A better understanding of human performance under stress, more effective training, and modified equipment design and functionality are solutions extensively studied and applied in the medical and aviation industries. Policing should continue to draw on the lessons learned from these and other professions hoping to manage human error.
Bonus: Examples of Common Capture Errors
As previously mentioned, a capture error occurs when a less frequently occurring behavior is automatically substituted by a more practiced, familiar behavior. The following examples are provided for readers hoping to better understand the concept of capture errors.
Repeatedly reaching for a gear shift, ignition, or turn signal in a new or rented car only to find these controls are no longer where you expected to find them.

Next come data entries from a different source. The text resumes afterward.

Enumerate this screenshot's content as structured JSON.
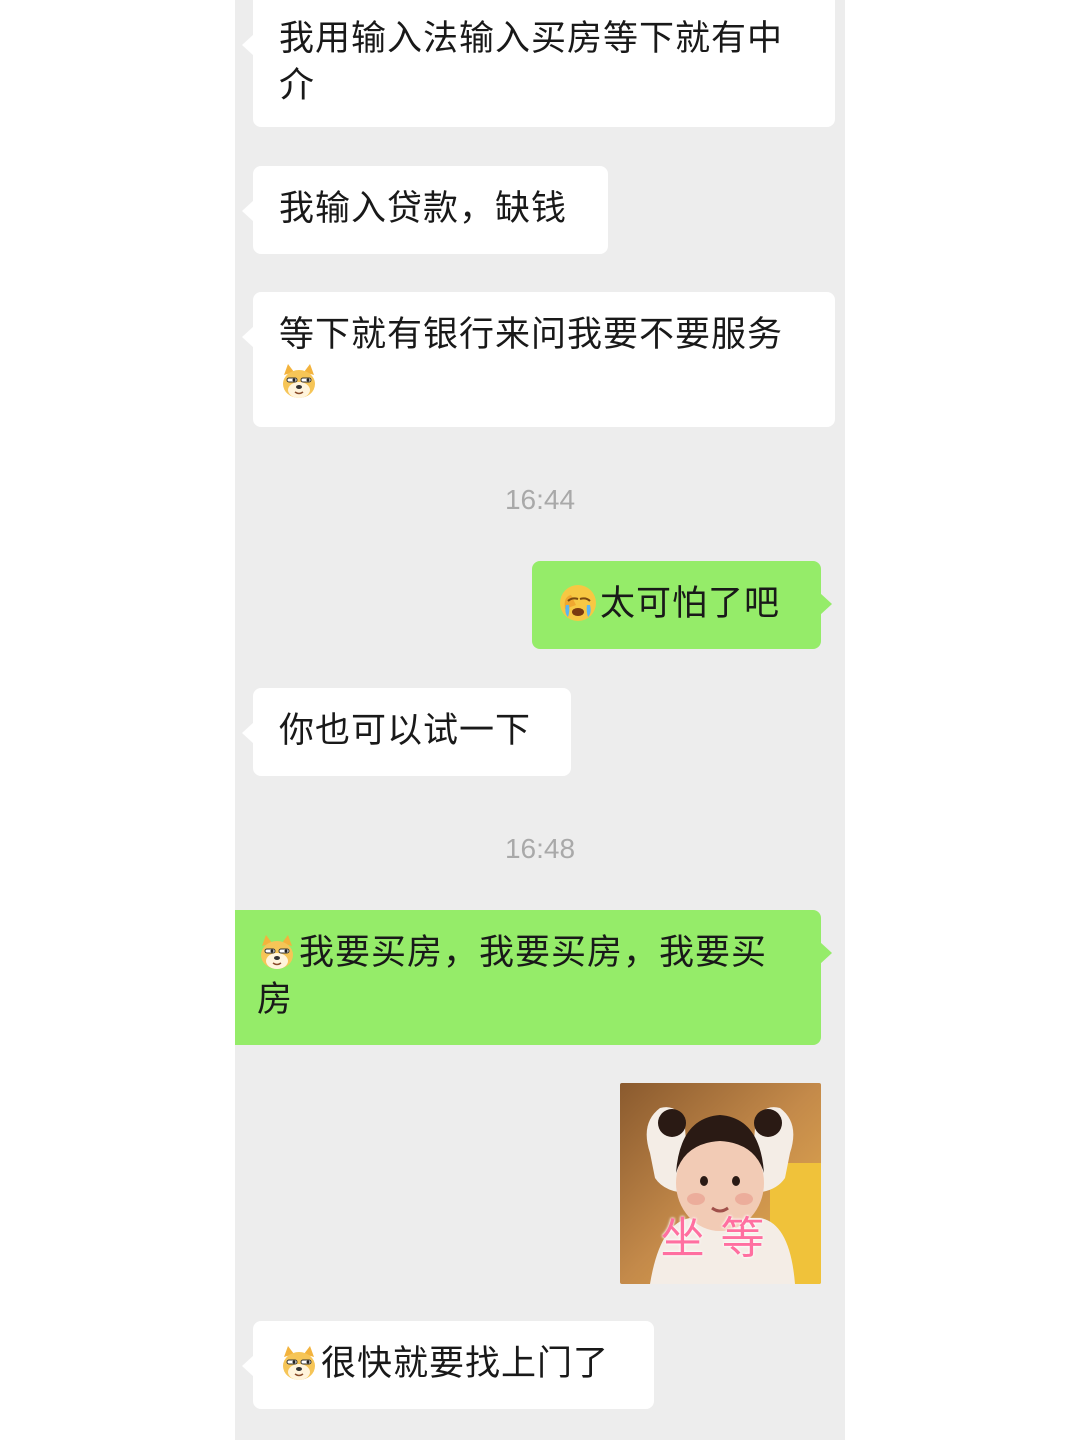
{
  "messages": [
    {
      "side": "in",
      "text": "我用输入法输入买房等下就有中介"
    },
    {
      "side": "in",
      "text": "我输入贷款，缺钱"
    },
    {
      "side": "in",
      "text": "等下就有银行来问我要不要服务",
      "trailing_emoji": "doge-emoji"
    },
    {
      "time": "16:44"
    },
    {
      "side": "out",
      "leading_emoji": "facepalm-cry-emoji",
      "text": "太可怕了吧"
    },
    {
      "side": "in",
      "text": "你也可以试一下"
    },
    {
      "time": "16:48"
    },
    {
      "side": "out",
      "leading_emoji": "doge-emoji",
      "text": "我要买房，我要买房，我要买房"
    },
    {
      "side": "out",
      "sticker": "baby-sitting-waiting-sticker",
      "caption": "坐等"
    },
    {
      "side": "in",
      "leading_emoji": "doge-emoji",
      "text": "很快就要找上门了"
    }
  ],
  "colors": {
    "chat_background": "#ededed",
    "incoming_bubble": "#ffffff",
    "outgoing_bubble": "#95ec69",
    "timestamp_text": "#a9a9a9"
  }
}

Even before the widespread use of Tasers, many police agencies trained and equipped officers to avoid psychomotor performance errors. Departments warned, trained, and required officers to carry the same make and model handgun when on-duty and off-duty to prevent errors in the operation of the holster and weapon during stressful situations. Officers who change holsters are cautioned to practice with the new holster to reduce the likelihood of slipping back into the previous retention release and draw performance patterns. If this slip error occurs during a critical incident, officers may be unable to draw from their new holster effectively.

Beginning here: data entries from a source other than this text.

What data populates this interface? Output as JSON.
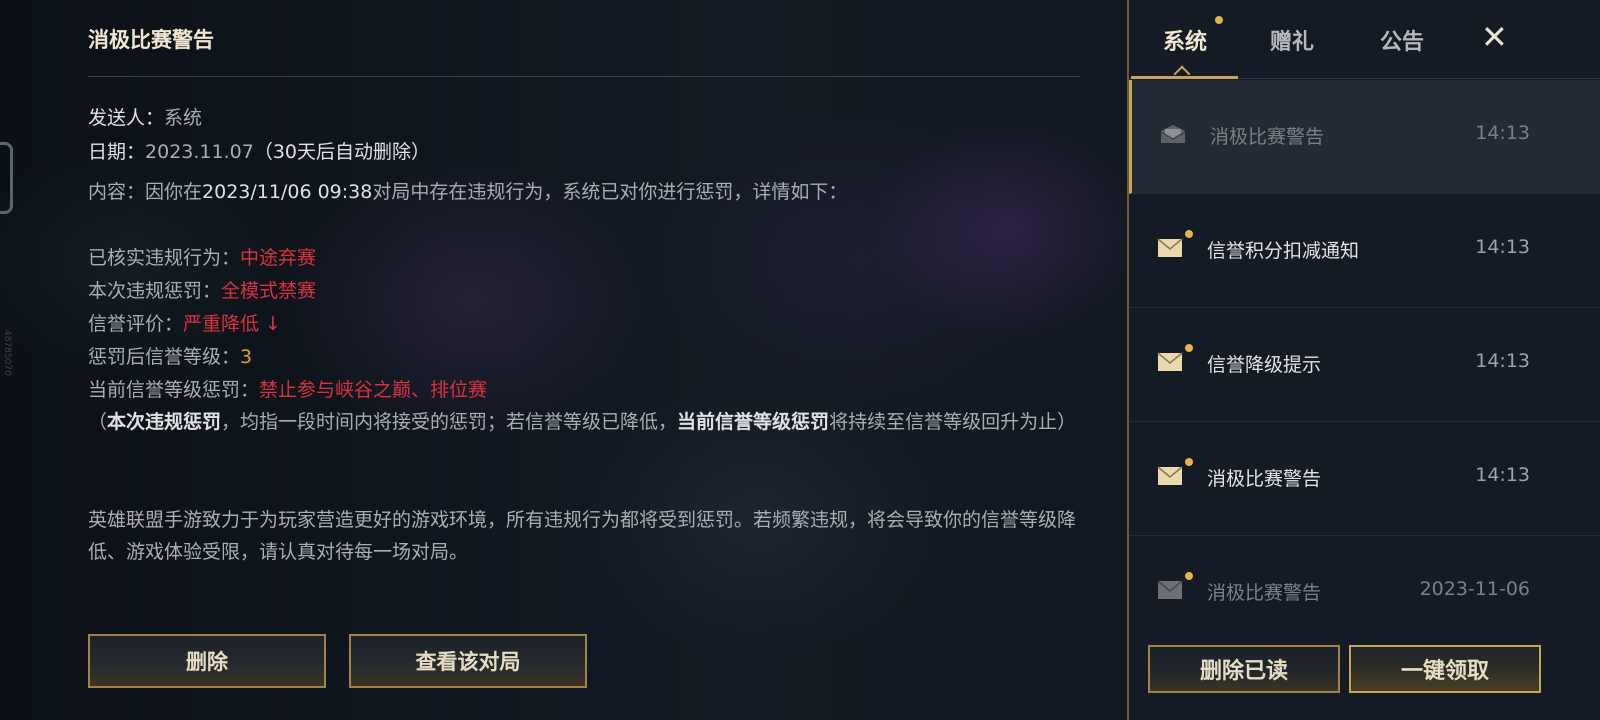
{
  "side_code": "48785070",
  "mail": {
    "title": "消极比赛警告",
    "sender_label": "发送人：",
    "sender": "系统",
    "date_label": "日期：",
    "date": "2023.11.07",
    "date_note": "（30天后自动删除）",
    "content_label": "内容：",
    "content_prefix": "因你在",
    "content_time": "2023/11/06 09:38",
    "content_suffix": "对局中存在违规行为，系统已对你进行惩罚，详情如下：",
    "violation_label": "已核实违规行为：",
    "violation_value": "中途弃赛",
    "penalty_label": "本次违规惩罚：",
    "penalty_value": "全模式禁赛",
    "credit_label": "信誉评价：",
    "credit_value": "严重降低 ↓",
    "level_label": "惩罚后信誉等级：",
    "level_value": "3",
    "current_label": "当前信誉等级惩罚：",
    "current_value": "禁止参与峡谷之巅、排位赛",
    "note_open": "（",
    "note_bold1": "本次违规惩罚",
    "note_mid": "，均指一段时间内将接受的惩罚；若信誉等级已降低，",
    "note_bold2": "当前信誉等级惩罚",
    "note_end": "将持续至信誉等级回升为止）",
    "footer": "英雄联盟手游致力于为玩家营造更好的游戏环境，所有违规行为都将受到惩罚。若频繁违规，将会导致你的信誉等级降低、游戏体验受限，请认真对待每一场对局。",
    "delete_button": "删除",
    "view_match_button": "查看该对局"
  },
  "panel": {
    "tabs": [
      {
        "label": "系统",
        "active": true,
        "has_dot": true
      },
      {
        "label": "赠礼",
        "active": false,
        "has_dot": false
      },
      {
        "label": "公告",
        "active": false,
        "has_dot": false
      }
    ],
    "close_icon": "close-icon",
    "items": [
      {
        "title": "消极比赛警告",
        "time": "14:13",
        "read": true,
        "unread_dot": false,
        "icon": "envelope-open-icon"
      },
      {
        "title": "信誉积分扣减通知",
        "time": "14:13",
        "read": false,
        "unread_dot": true,
        "icon": "envelope-icon"
      },
      {
        "title": "信誉降级提示",
        "time": "14:13",
        "read": false,
        "unread_dot": true,
        "icon": "envelope-icon"
      },
      {
        "title": "消极比赛警告",
        "time": "14:13",
        "read": false,
        "unread_dot": true,
        "icon": "envelope-icon"
      },
      {
        "title": "消极比赛警告",
        "time": "2023-11-06",
        "read": true,
        "unread_dot": true,
        "icon": "envelope-icon"
      }
    ],
    "delete_read_button": "删除已读",
    "claim_all_button": "一键领取"
  },
  "colors": {
    "accent_gold": "#c8a45a",
    "penalty_red": "#d9323e",
    "level_yellow": "#d7a22e",
    "unread_dot": "#e6b54a"
  }
}
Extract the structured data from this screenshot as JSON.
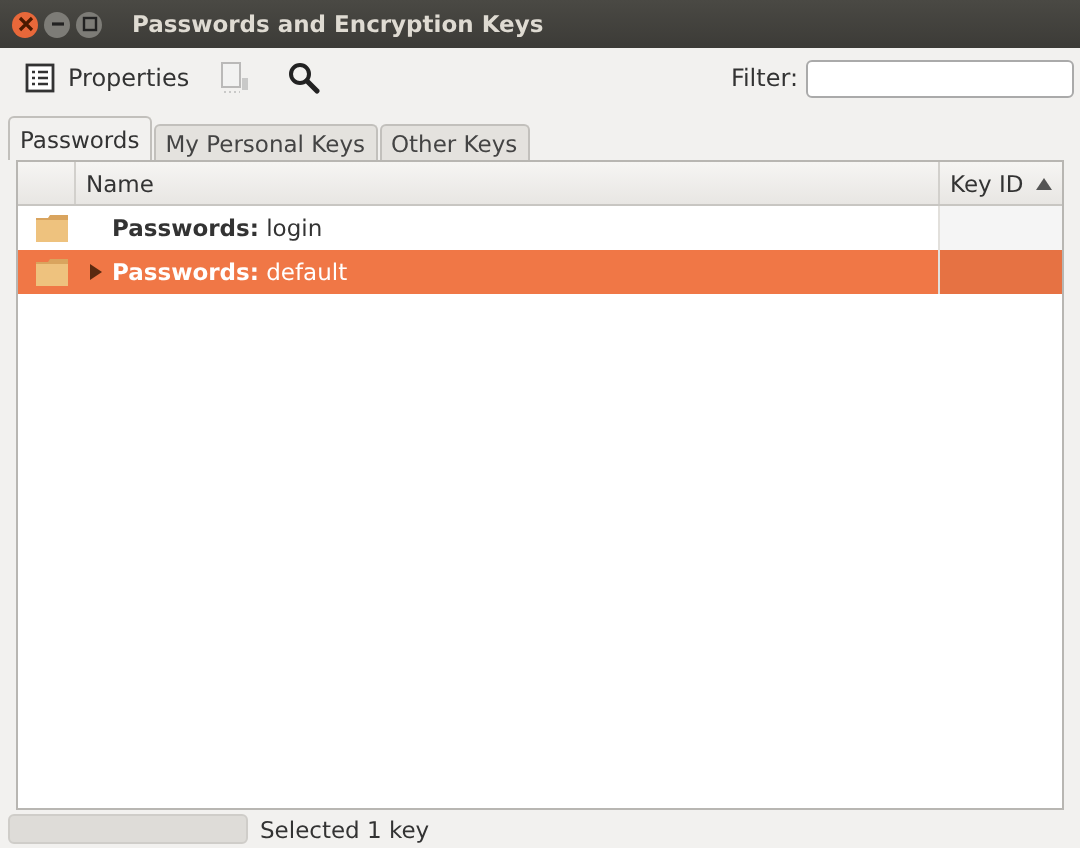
{
  "window": {
    "title": "Passwords and Encryption Keys"
  },
  "toolbar": [
    {
      "kind": "properties",
      "label": "Properties",
      "disabled": false
    },
    {
      "kind": "export",
      "disabled": true
    },
    {
      "kind": "search",
      "disabled": false
    }
  ],
  "filter": {
    "label": "Filter:"
  },
  "tabs": [
    {
      "label": "Passwords",
      "selected": true
    },
    {
      "label": "My Personal Keys",
      "selected": false
    },
    {
      "label": "Other Keys",
      "selected": false
    }
  ],
  "table": {
    "columns": [
      {
        "label": "Name",
        "sorted": false
      },
      {
        "label": "Key ID",
        "sorted": true
      }
    ],
    "rows": [
      {
        "name": "**Passwords:** login",
        "has_children": false,
        "selected": false
      },
      {
        "name": "**Passwords:** default",
        "has_children": true,
        "selected": true
      }
    ]
  },
  "status_bar": {
    "level": 0,
    "text": "Selected 1 key"
  }
}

After transitioning from the older power brakes to the new automatic brakes, police officers in the 80s were involved in an increased number of crashes during high-speed driving because they reverted to their more familiar braking habits under stress. In doing so, the officers effectively defeated the automatic brakes’ operation and lost control of their vehicles. This error occurred despite the officers knowing the new brakes required a different manipulation.

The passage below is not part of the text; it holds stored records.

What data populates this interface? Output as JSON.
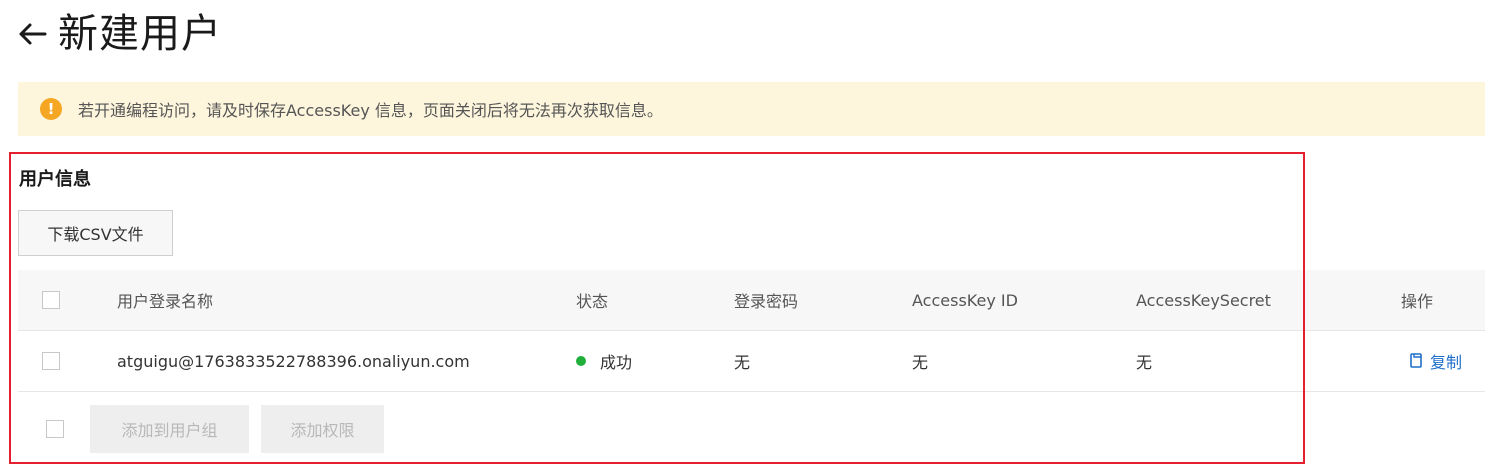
{
  "header": {
    "title": "新建用户",
    "back_icon": "arrow-left-icon"
  },
  "notice": {
    "icon": "exclamation-circle-icon",
    "text": "若开通编程访问，请及时保存AccessKey 信息，页面关闭后将无法再次获取信息。",
    "colors": {
      "background": "#fdf6dd",
      "icon": "#f5a623"
    }
  },
  "section": {
    "title": "用户信息",
    "download_label": "下载CSV文件"
  },
  "table": {
    "columns": [
      "用户登录名称",
      "状态",
      "登录密码",
      "AccessKey ID",
      "AccessKeySecret",
      "操作"
    ],
    "rows": [
      {
        "login_name": "atguigu@1763833522788396.onaliyun.com",
        "status": "成功",
        "password": "无",
        "access_key_id": "无",
        "access_key_secret": "无",
        "action": "复制"
      }
    ],
    "status_color": "#1faf3a",
    "action_color": "#1f6fcc"
  },
  "footer": {
    "add_to_group_label": "添加到用户组",
    "add_permission_label": "添加权限"
  },
  "highlight_color": "#e5202e"
}
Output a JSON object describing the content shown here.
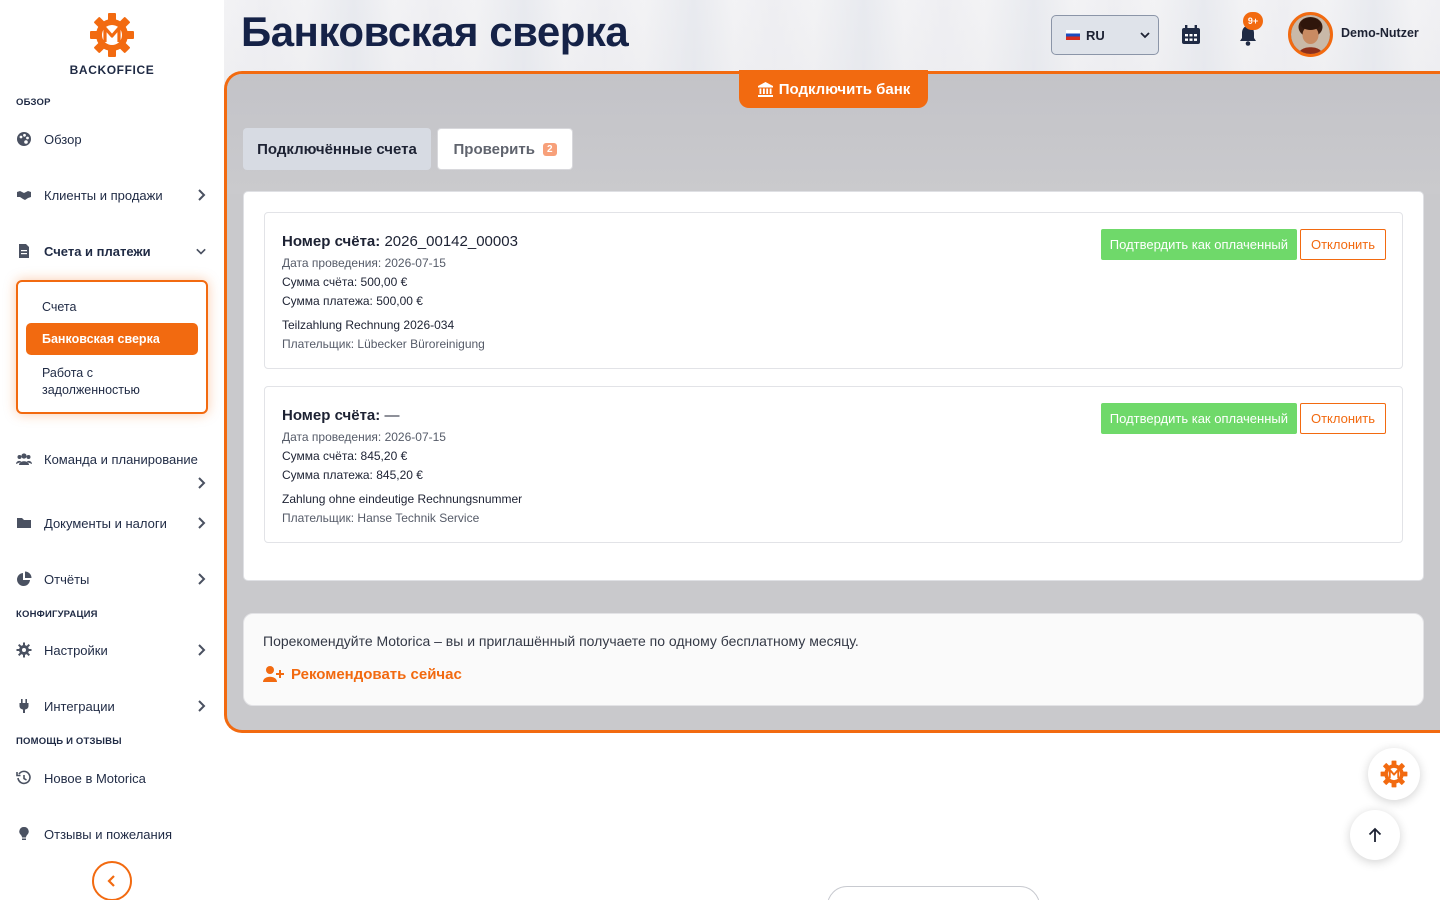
{
  "brand": {
    "name": "BACKOFFICE",
    "accent": "#f26a10",
    "navy": "#152247"
  },
  "header": {
    "title": "Банковская сверка",
    "language": "RU",
    "notifications_badge": "9+",
    "user_name": "Demo-Nutzer"
  },
  "sidebar": {
    "sections": {
      "overview": "ОБЗОР",
      "config": "КОНФИГУРАЦИЯ",
      "help": "ПОМОЩЬ И ОТЗЫВЫ"
    },
    "items": {
      "overview": "Обзор",
      "customers": "Клиенты и продажи",
      "invoices": "Счета и платежи",
      "team": "Команда и планирование",
      "documents": "Документы и налоги",
      "reports": "Отчёты",
      "settings": "Настройки",
      "integrations": "Интеграции",
      "news": "Новое в Motorica",
      "feedback": "Отзывы и пожелания"
    },
    "submenu": {
      "invoices": "Счета",
      "bank": "Банковская сверка",
      "debt": "Работа с задолженностью"
    }
  },
  "main": {
    "connect_bank": "Подключить банк",
    "tabs": [
      {
        "label": "Подключённые счета"
      },
      {
        "label": "Проверить",
        "count": "2"
      }
    ],
    "transactions": [
      {
        "number_label": "Номер счёта:",
        "number": "2026_00142_00003",
        "booking_date": "Дата проведения: 2026-07-15",
        "invoice_amount": "Сумма счёта: 500,00 €",
        "payment_amount": "Сумма платежа: 500,00 €",
        "purpose": "Teilzahlung Rechnung 2026-034",
        "payer": "Плательщик: Lübecker Büroreinigung",
        "confirm": "Подтвердить как оплаченный",
        "reject": "Отклонить"
      },
      {
        "number_label": "Номер счёта:",
        "number": "—",
        "booking_date": "Дата проведения: 2026-07-15",
        "invoice_amount": "Сумма счёта: 845,20 €",
        "payment_amount": "Сумма платежа: 845,20 €",
        "purpose": "Zahlung ohne eindeutige Rechnungsnummer",
        "payer": "Плательщик: Hanse Technik Service",
        "confirm": "Подтвердить как оплаченный",
        "reject": "Отклонить"
      }
    ],
    "referral": {
      "text": "Порекомендуйте Motorica – вы и приглашённый получаете по одному бесплатному месяцу.",
      "link": "Рекомендовать сейчас"
    }
  }
}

Driving on the left side of the road in a foreign country requires additional focused attention for U.S. drivers. In anticipation of performance and decision errors, drivers new to left-side driving are warned that emergency corrective action that might work in the U.S. may be precisely the opposite of what is effective when left-side driving. During distracted or emergency circumstances involving immediate response, the most frequently practiced and executed performance can overtake (“capture”) the newer, less practiced, and more appropriate solution.
In the medical world, capture error was identified and extensively studied due to nurses incorrectly programming a new infusion pump model. Because the sequence of steps was similar but not identical to the older, more familiar pump, errors occurred. These errors were more pronounced when the nurse was distracted, in a hurry, or otherwise preoccupied.
Dr. James Reason includes the following examples of capture errors: after moving a clock from one wall in a room to another wall, automatically and repeatedly looking at the old location; continually looking in the old location after moving the location of dishes in a kitchen or tools in workroom; automatically reaching for your keys in the pocket you most routinely store them.
Dr. Richard Schmidt, 40 years in the psychology department at UCLA and chief author of Motor learning and Performance, frequently lectured on the concepts of slip and capture errors. He gave examples and testified in court to how these errors could result in automobile accidents involving pedal misapplication errors. Pedal misapplication errors occur when a driver steps on the accelerator when intending to apply the brakes or simultaneously steps on the accelerator and the brake. A study by the National Highway Traffic Safety Administration reports that accidents involving pedal error occur approximately 16,000 times a year in the United States. Without time or attentional resources to critically analyze the problem, drivers may unintentionally push on the gas pedal (even slam on the pedal!), believing it to be the brake.
- See Human Error. James Reason. Cambridge: Cambridge University Press (1990).